Purification and characterization of the major nucleoside triphosphatase from rat liver nuclear envelopes.

Nuclear envelopes contain a nucleoside triphosphatase. Hydrolysis of ATP or GTP by this enzyme parallels energy-dependent efflux of poly(A)-containing mRNA from nuclei in vitro. Nucleoside triphosphatase has been purified from highly purified preparations of nuclear envelopes from rat liver by three successive affinity steps. The essentially homogeneous enzyme has an apparent molecular weight of 40,000 as checked by sodium dodecyl sulfate-polyacrylamide gel electrophoresis and displays a rather broad substrate specificity.
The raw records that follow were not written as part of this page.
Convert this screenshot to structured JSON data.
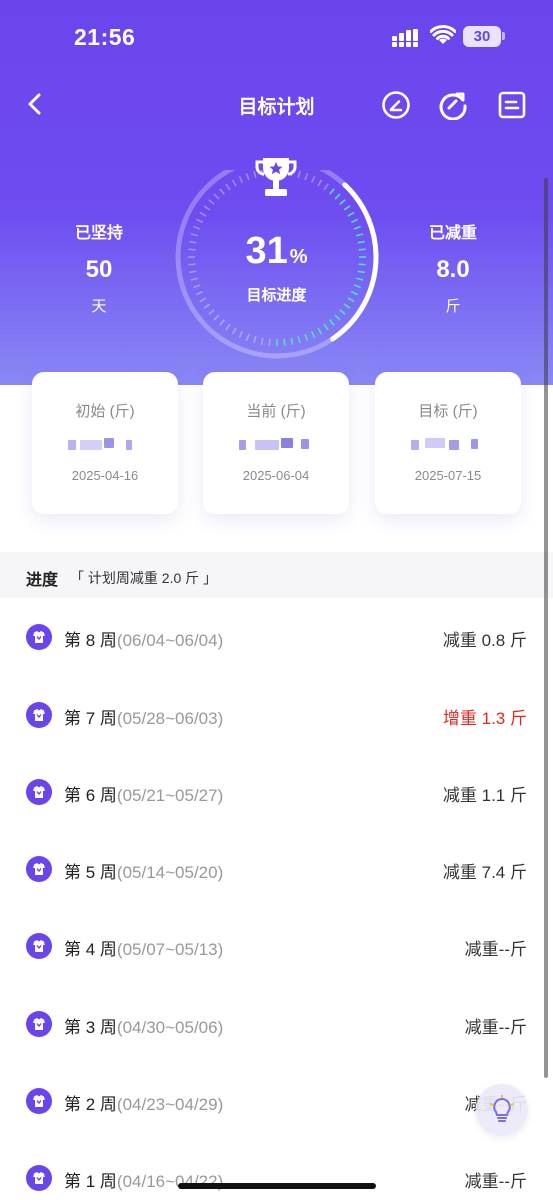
{
  "status": {
    "time": "21:56",
    "battery": "30"
  },
  "nav": {
    "title": "目标计划"
  },
  "stats": {
    "persisted": {
      "label": "已坚持",
      "value": "50",
      "unit": "天"
    },
    "lost": {
      "label": "已减重",
      "value": "8.0",
      "unit": "斤"
    }
  },
  "goal_ring": {
    "percent": "31",
    "percent_sign": "%",
    "label": "目标进度",
    "progress_fraction": 0.31
  },
  "cards": [
    {
      "label": "初始 (斤)",
      "date": "2025-04-16"
    },
    {
      "label": "当前 (斤)",
      "date": "2025-06-04"
    },
    {
      "label": "目标 (斤)",
      "date": "2025-07-15"
    }
  ],
  "progress": {
    "title": "进度",
    "subtitle": "「 计划周减重 2.0 斤 」"
  },
  "weeks": [
    {
      "name": "第 8 周",
      "range": "(06/04~06/04)",
      "change": "减重 0.8 斤",
      "gain": false
    },
    {
      "name": "第 7 周",
      "range": "(05/28~06/03)",
      "change": "增重 1.3 斤",
      "gain": true
    },
    {
      "name": "第 6 周",
      "range": "(05/21~05/27)",
      "change": "减重 1.1 斤",
      "gain": false
    },
    {
      "name": "第 5 周",
      "range": "(05/14~05/20)",
      "change": "减重 7.4 斤",
      "gain": false
    },
    {
      "name": "第 4 周",
      "range": "(05/07~05/13)",
      "change": "减重--斤",
      "gain": false
    },
    {
      "name": "第 3 周",
      "range": "(04/30~05/06)",
      "change": "减重--斤",
      "gain": false
    },
    {
      "name": "第 2 周",
      "range": "(04/23~04/29)",
      "change": "减重--斤",
      "gain": false
    },
    {
      "name": "第 1 周",
      "range": "(04/16~04/22)",
      "change": "减重--斤",
      "gain": false
    }
  ],
  "colors": {
    "primary": "#6a45ec",
    "gain": "#e2291f",
    "ring_accent": "#4fe0c8"
  },
  "icons": [
    "back-icon",
    "edit-icon",
    "refresh-icon",
    "list-icon",
    "trophy-icon",
    "week-badge-icon",
    "lightbulb-icon"
  ]
}
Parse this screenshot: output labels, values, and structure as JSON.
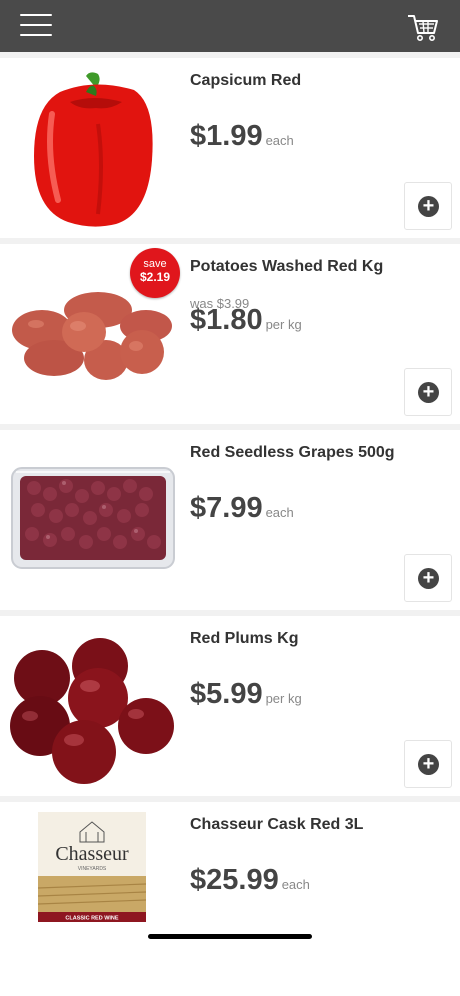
{
  "header": {
    "menu_icon": "hamburger-menu-icon",
    "cart_icon": "shopping-cart-icon",
    "bg_color": "#4a4a4a"
  },
  "products": [
    {
      "name": "Capsicum Red",
      "price": "$1.99",
      "unit": "each"
    },
    {
      "name": "Potatoes Washed Red Kg",
      "was": "was $3.99",
      "price": "$1.80",
      "unit": "per kg",
      "badge": {
        "line1": "save",
        "line2": "$2.19"
      }
    },
    {
      "name": "Red Seedless Grapes 500g",
      "price": "$7.99",
      "unit": "each"
    },
    {
      "name": "Red Plums Kg",
      "price": "$5.99",
      "unit": "per kg"
    },
    {
      "name": "Chasseur Cask Red 3L",
      "price": "$25.99",
      "unit": "each",
      "image_text": {
        "brand": "Chasseur",
        "sub": "VINEYARDS",
        "label": "CLASSIC RED WINE"
      }
    }
  ],
  "colors": {
    "badge_red": "#e0161c",
    "price_text": "#444444"
  }
}
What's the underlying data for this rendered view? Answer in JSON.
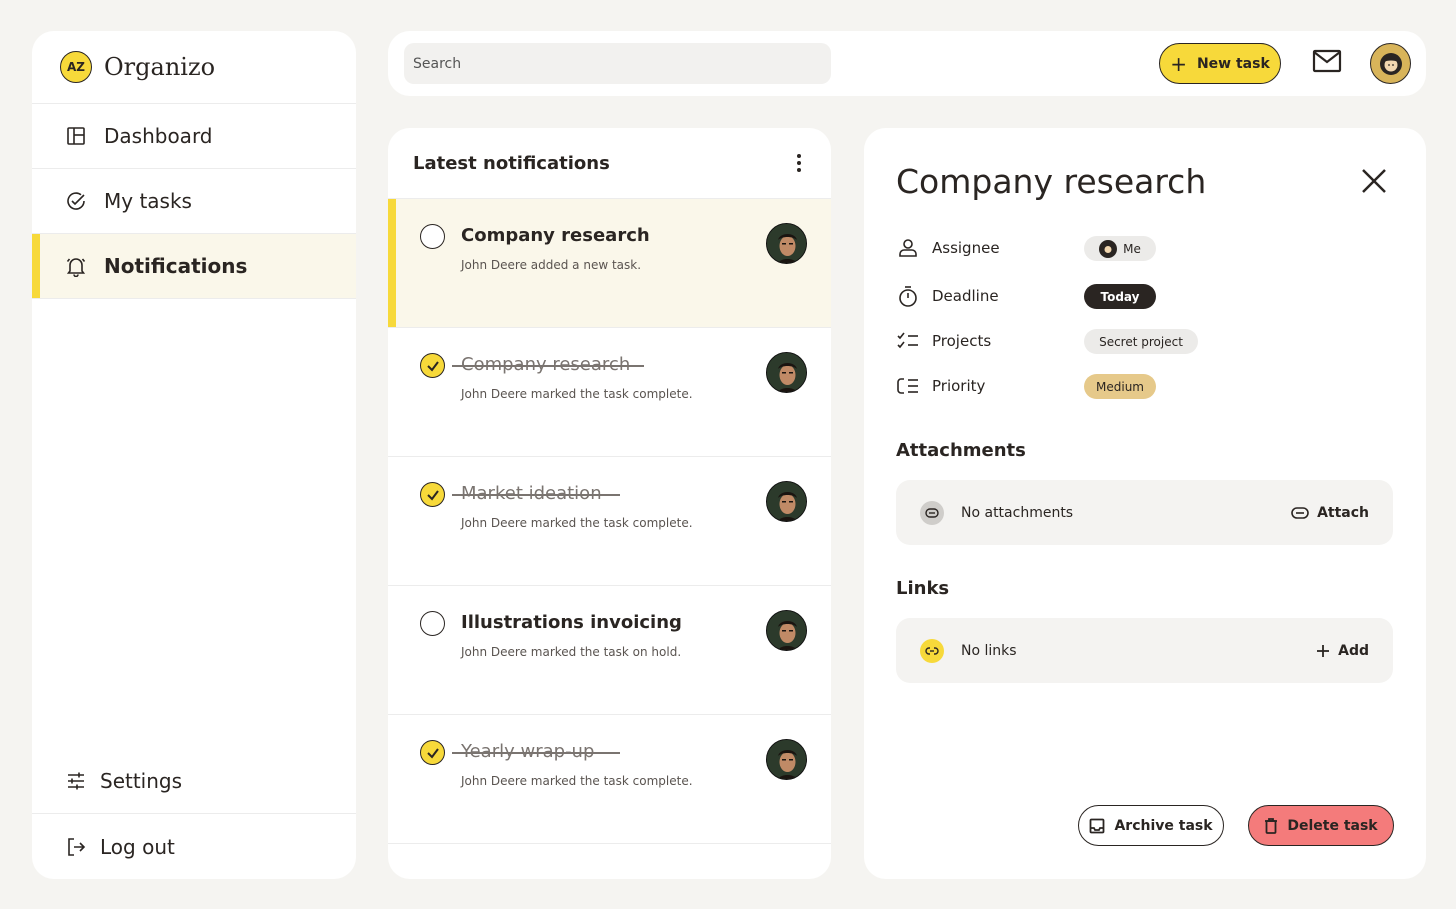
{
  "app": {
    "name": "Organizo",
    "logo_text": "AZ"
  },
  "sidebar": {
    "items": [
      {
        "label": "Dashboard",
        "icon": "layout-icon"
      },
      {
        "label": "My tasks",
        "icon": "check-circle-icon"
      },
      {
        "label": "Notifications",
        "icon": "bell-icon",
        "active": true
      }
    ],
    "bottom": [
      {
        "label": "Settings",
        "icon": "sliders-icon"
      },
      {
        "label": "Log out",
        "icon": "logout-icon"
      }
    ]
  },
  "topbar": {
    "search_placeholder": "Search",
    "new_task_label": "New task"
  },
  "notifications": {
    "title": "Latest notifications",
    "items": [
      {
        "task": "Company research",
        "desc": "John Deere added a new task.",
        "done": false,
        "selected": true
      },
      {
        "task": "Company research",
        "desc": "John Deere marked the task complete.",
        "done": true
      },
      {
        "task": "Market ideation",
        "desc": "John Deere marked the task complete.",
        "done": true
      },
      {
        "task": "Illustrations invoicing",
        "desc": "John Deere marked the task on hold.",
        "done": false
      },
      {
        "task": "Yearly wrap-up",
        "desc": "John Deere marked the task complete.",
        "done": true
      }
    ]
  },
  "detail": {
    "title": "Company research",
    "props": {
      "assignee_label": "Assignee",
      "assignee_value": "Me",
      "deadline_label": "Deadline",
      "deadline_value": "Today",
      "projects_label": "Projects",
      "projects_value": "Secret project",
      "priority_label": "Priority",
      "priority_value": "Medium"
    },
    "attachments": {
      "title": "Attachments",
      "empty_text": "No attachments",
      "action_label": "Attach"
    },
    "links": {
      "title": "Links",
      "empty_text": "No links",
      "action_label": "Add"
    },
    "archive_label": "Archive task",
    "delete_label": "Delete task"
  },
  "colors": {
    "accent": "#f7d93a",
    "dark": "#2a2522",
    "danger": "#f47b7b",
    "priority_medium": "#e6c98a"
  }
}
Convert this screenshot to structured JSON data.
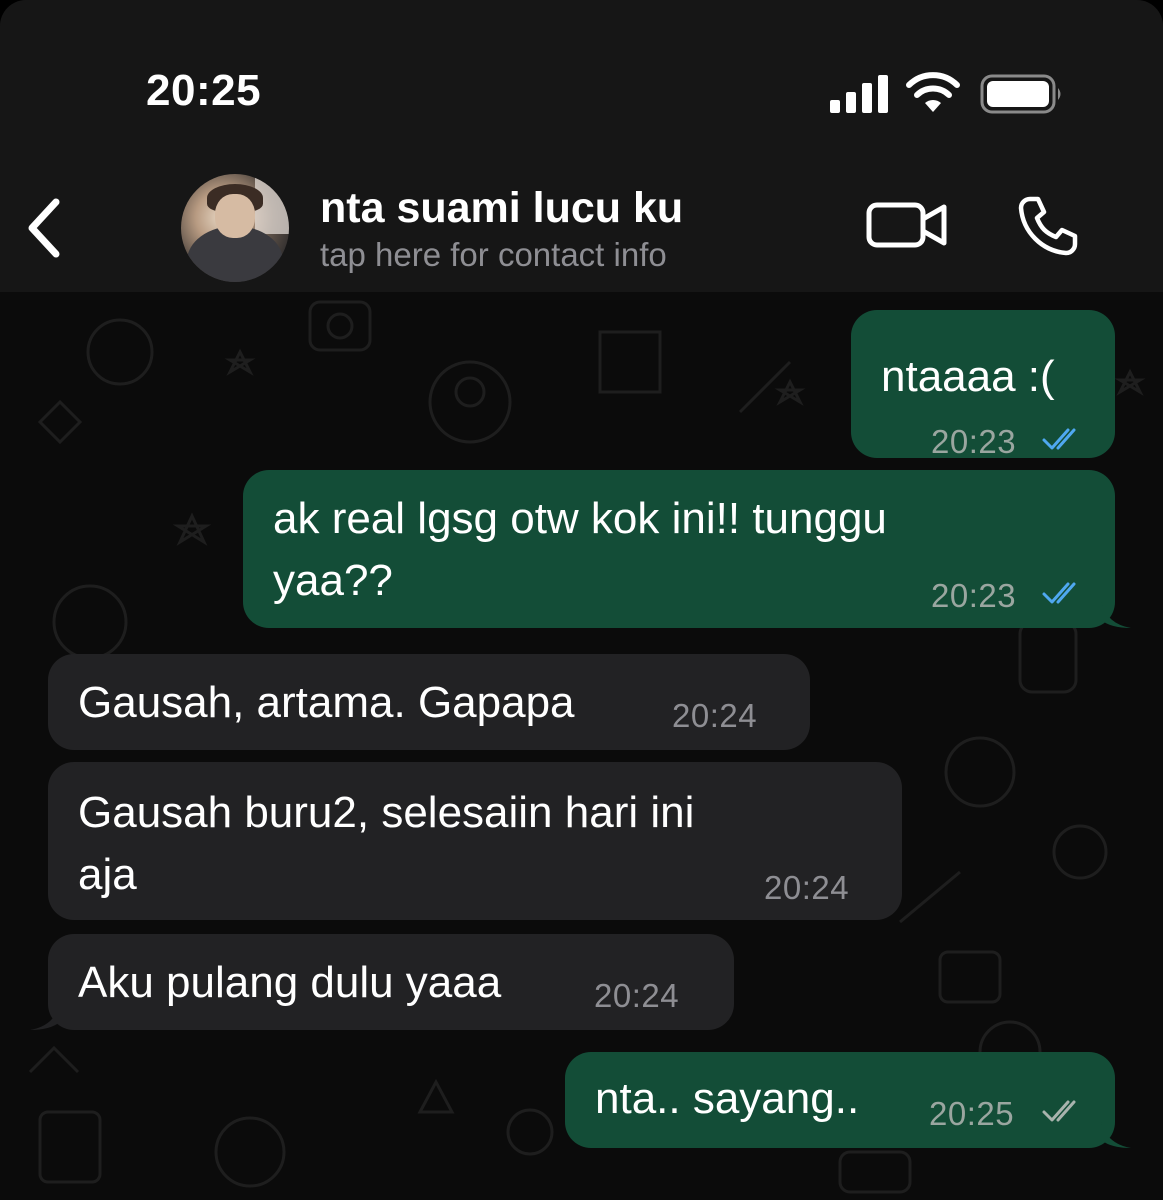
{
  "status_bar": {
    "time": "20:25"
  },
  "header": {
    "contact_name": "nta suami lucu ku",
    "subtitle": "tap here for contact info"
  },
  "messages": [
    {
      "direction": "outgoing",
      "text": "ntaaaa :(",
      "time": "20:23",
      "status": "read"
    },
    {
      "direction": "outgoing",
      "text": "ak real lgsg otw kok ini!! tunggu\nyaa??",
      "time": "20:23",
      "status": "read"
    },
    {
      "direction": "incoming",
      "text": "Gausah, artama. Gapapa",
      "time": "20:24"
    },
    {
      "direction": "incoming",
      "text": "Gausah buru2, selesaiin hari ini\naja",
      "time": "20:24"
    },
    {
      "direction": "incoming",
      "text": "Aku pulang dulu yaaa",
      "time": "20:24"
    },
    {
      "direction": "outgoing",
      "text": "nta.. sayang..",
      "time": "20:25",
      "status": "delivered"
    }
  ],
  "icons": {
    "back": "chevron-left-icon",
    "video": "video-camera-icon",
    "call": "phone-icon",
    "signal": "cellular-signal-icon",
    "wifi": "wifi-icon",
    "battery": "battery-icon",
    "read_receipt": "double-check-icon"
  },
  "colors": {
    "outgoing_bubble": "#134d37",
    "incoming_bubble": "#222224",
    "read_tick": "#4fa8f0",
    "delivered_tick": "#a8b3ad",
    "header_bg": "#161616",
    "chat_bg": "#0b0b0b"
  }
}
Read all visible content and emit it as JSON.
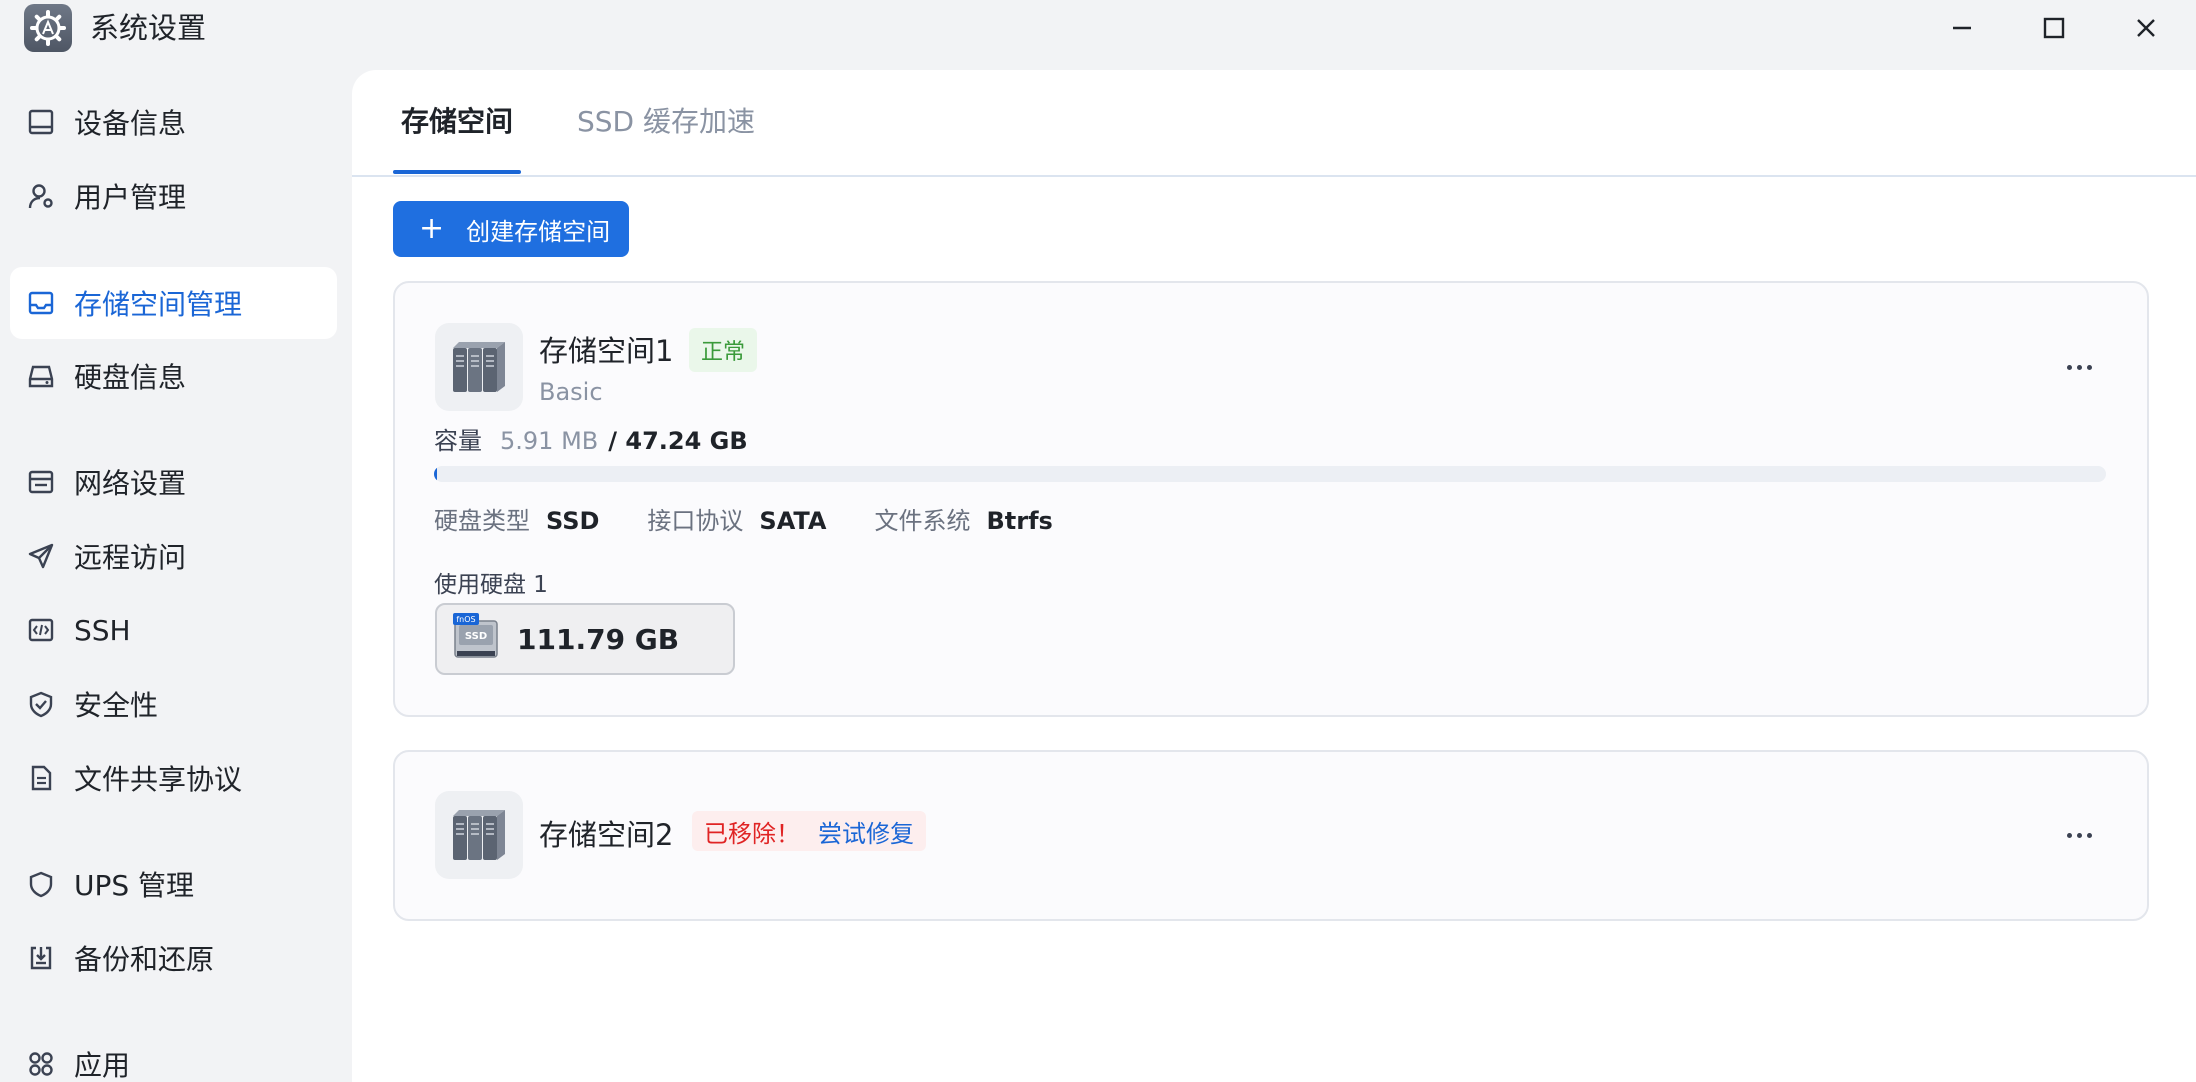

ATP and GTP are hydrolyzed at nearly equal rates, whereas UTP and CTP are only half as active as substrates. For optimal activity, a one-to-one ratio of a divalent cation (Mg2+, Mn2+, or Ca2+) and the nucleoside triphosphate substrate, an alkaline pH and a temperature of 34 degrees C are required. In contrast to the enzyme associated with nuclear envelopes which is stimulated by synthetic poly(A) and the poly(A) segment of the natural poly(A)-containing mRNA, homogeneous nucleoside triphosphatase is unable to be modulated by this polynucleotide species.